Meminjam guyonan Cak Nun, orang Indonesia itu memiliki teknologi rohani yang tinggi. Modal nikah cukup bismilah. Tidak perlu pakai bank guarantee. Masa depan serumit apapun cukup dihadapi dengan insya Allah. Dijajah bertahun-tahun, tetap tangguh. Sampai penjajahnya capek sendiri.

Hanya saja secara kemakmuran, di Asia Tenggara saja kita nomor 4 setelah Singapura, Malaysia, dan Filipina. Kemakmuran dilihat dari aspek modal sosial, keamanan, pemerintahan, dan ekonomi.

Artinya, secara syukur dengan lisan, kita sudah bagus. Syukur adalah pabrik utama rasa bahagia. Dalam keadaan apapun, mulut kita masih mudah untuk menyatakan al-hamdulillah.
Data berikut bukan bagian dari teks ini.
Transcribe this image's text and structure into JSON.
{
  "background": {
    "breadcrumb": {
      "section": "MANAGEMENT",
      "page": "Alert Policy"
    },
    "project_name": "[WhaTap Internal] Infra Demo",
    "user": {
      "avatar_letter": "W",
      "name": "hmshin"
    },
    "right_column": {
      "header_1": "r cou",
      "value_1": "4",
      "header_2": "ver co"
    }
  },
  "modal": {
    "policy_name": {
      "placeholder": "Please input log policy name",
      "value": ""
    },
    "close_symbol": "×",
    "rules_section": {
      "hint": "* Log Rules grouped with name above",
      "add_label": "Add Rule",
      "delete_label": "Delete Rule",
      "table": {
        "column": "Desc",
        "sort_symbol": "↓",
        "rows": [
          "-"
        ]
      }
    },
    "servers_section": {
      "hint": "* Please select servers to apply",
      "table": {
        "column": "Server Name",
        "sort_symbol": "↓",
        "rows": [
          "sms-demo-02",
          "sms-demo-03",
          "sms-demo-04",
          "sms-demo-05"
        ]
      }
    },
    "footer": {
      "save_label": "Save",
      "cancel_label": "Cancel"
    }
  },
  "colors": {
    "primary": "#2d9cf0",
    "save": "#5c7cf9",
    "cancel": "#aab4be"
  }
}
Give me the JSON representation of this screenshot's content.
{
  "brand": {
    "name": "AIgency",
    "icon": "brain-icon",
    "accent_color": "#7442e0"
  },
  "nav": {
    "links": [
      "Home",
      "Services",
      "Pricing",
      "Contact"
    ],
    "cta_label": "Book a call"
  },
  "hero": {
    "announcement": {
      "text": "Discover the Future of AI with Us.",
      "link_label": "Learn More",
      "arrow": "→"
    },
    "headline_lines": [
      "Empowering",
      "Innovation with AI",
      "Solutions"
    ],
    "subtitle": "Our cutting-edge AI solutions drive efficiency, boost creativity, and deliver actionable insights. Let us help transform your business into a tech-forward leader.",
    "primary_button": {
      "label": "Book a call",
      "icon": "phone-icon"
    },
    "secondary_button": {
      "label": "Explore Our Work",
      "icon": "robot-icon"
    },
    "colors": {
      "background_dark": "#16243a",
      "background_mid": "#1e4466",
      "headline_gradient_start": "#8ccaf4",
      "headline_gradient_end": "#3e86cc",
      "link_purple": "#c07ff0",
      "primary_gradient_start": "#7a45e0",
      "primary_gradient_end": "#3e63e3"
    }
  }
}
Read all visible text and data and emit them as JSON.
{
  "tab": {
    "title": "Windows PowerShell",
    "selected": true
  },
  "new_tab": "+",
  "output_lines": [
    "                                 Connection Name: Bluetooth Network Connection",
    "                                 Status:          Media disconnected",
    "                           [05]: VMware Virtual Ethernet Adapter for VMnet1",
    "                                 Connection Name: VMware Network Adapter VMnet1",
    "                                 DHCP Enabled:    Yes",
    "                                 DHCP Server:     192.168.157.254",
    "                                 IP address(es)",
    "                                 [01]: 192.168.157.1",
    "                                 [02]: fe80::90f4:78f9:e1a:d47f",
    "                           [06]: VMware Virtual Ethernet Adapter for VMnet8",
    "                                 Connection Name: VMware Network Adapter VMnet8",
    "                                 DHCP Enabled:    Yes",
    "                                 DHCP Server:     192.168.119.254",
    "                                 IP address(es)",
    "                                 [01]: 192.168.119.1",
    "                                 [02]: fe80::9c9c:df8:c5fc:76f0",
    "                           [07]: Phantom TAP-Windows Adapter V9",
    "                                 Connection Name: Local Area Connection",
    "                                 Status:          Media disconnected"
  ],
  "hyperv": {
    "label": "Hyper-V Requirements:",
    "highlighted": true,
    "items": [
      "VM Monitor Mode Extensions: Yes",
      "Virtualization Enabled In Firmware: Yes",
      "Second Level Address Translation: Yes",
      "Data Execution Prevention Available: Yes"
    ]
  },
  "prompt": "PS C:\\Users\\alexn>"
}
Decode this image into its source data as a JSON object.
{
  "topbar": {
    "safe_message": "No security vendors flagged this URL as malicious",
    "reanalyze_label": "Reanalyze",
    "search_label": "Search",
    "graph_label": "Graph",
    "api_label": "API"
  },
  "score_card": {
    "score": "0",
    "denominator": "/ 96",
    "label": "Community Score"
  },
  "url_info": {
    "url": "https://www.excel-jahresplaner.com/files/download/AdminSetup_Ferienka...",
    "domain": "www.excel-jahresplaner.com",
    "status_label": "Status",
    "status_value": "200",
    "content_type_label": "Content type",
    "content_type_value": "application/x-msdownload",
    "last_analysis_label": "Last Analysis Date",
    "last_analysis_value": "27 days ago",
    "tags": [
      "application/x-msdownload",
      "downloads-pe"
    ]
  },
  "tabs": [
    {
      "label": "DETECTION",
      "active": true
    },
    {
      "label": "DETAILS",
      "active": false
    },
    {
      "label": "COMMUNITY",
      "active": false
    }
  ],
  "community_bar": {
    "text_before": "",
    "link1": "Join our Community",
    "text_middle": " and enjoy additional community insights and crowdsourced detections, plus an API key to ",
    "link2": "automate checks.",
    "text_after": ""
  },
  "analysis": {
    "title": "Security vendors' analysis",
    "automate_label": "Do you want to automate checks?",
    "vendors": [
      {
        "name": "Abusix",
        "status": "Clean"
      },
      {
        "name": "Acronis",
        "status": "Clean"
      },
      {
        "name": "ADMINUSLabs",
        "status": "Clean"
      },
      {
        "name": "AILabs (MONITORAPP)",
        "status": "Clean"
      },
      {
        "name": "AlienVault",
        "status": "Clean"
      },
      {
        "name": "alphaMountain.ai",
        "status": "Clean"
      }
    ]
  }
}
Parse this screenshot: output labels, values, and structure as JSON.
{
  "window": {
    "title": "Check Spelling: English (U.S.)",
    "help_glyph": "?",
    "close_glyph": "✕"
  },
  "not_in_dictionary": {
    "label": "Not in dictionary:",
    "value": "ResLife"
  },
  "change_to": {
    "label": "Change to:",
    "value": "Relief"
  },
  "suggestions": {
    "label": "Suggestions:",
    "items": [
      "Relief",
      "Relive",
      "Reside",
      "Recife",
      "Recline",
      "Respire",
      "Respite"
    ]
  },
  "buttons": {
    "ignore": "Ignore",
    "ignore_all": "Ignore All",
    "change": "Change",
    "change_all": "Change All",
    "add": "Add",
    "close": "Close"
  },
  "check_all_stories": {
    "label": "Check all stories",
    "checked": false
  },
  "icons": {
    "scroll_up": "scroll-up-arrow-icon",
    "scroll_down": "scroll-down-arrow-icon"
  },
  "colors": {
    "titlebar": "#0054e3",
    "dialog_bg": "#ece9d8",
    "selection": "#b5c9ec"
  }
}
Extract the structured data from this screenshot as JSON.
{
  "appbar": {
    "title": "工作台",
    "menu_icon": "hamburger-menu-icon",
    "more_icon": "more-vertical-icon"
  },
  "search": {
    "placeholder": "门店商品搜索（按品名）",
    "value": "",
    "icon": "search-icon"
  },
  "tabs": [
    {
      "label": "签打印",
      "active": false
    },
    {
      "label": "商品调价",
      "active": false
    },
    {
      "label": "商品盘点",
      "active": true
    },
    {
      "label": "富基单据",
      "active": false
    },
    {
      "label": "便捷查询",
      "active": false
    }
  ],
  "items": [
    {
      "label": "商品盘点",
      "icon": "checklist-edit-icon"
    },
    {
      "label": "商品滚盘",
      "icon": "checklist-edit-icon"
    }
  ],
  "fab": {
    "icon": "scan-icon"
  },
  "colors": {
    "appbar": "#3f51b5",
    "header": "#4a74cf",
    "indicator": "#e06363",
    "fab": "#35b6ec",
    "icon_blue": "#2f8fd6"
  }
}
Hanya saja, syukur dengan hati dan perbuatan, rata-rata kita masihh rendah. Kesyukuran dengan hati adalah kesimpulan yang membangun keyakinan dan kesadaran bahwa pada hari ini saya telah memiliki segala ‘resource’ yang berlimpah untuk maju, bahagia, dan bermakna (bermanfaat) sekaligus.

Setelah hati menyimpulkan itu, otak (head) dan tindakan (hand) akan bergerak untuk menciptakan perbuatan sebagai respon atas perintah hati. Tanpa keyakinan dan kesadaran itu, kreativitas otak tak bisa diharapkan. Dan sudah pasti, inovasi kinerja pun tidak terjadi.

Imam Ghazali dalam Ihya menulis bahwa inti syukur dengan demikian adalah menggunakan nikmat yang sudah ada dan itu berlimpah untuk tujuan-tujuan yang dikehendaki Tuhan, dan melawan berbagai dorongan dan tindakan kufur (ingkar).

Kekuasaan itu nikmat tapi jika digunakkan untuk kedzaliman atau malas untuk menggerakkan pembangunan, maka penggunaannya adalah kekufuran.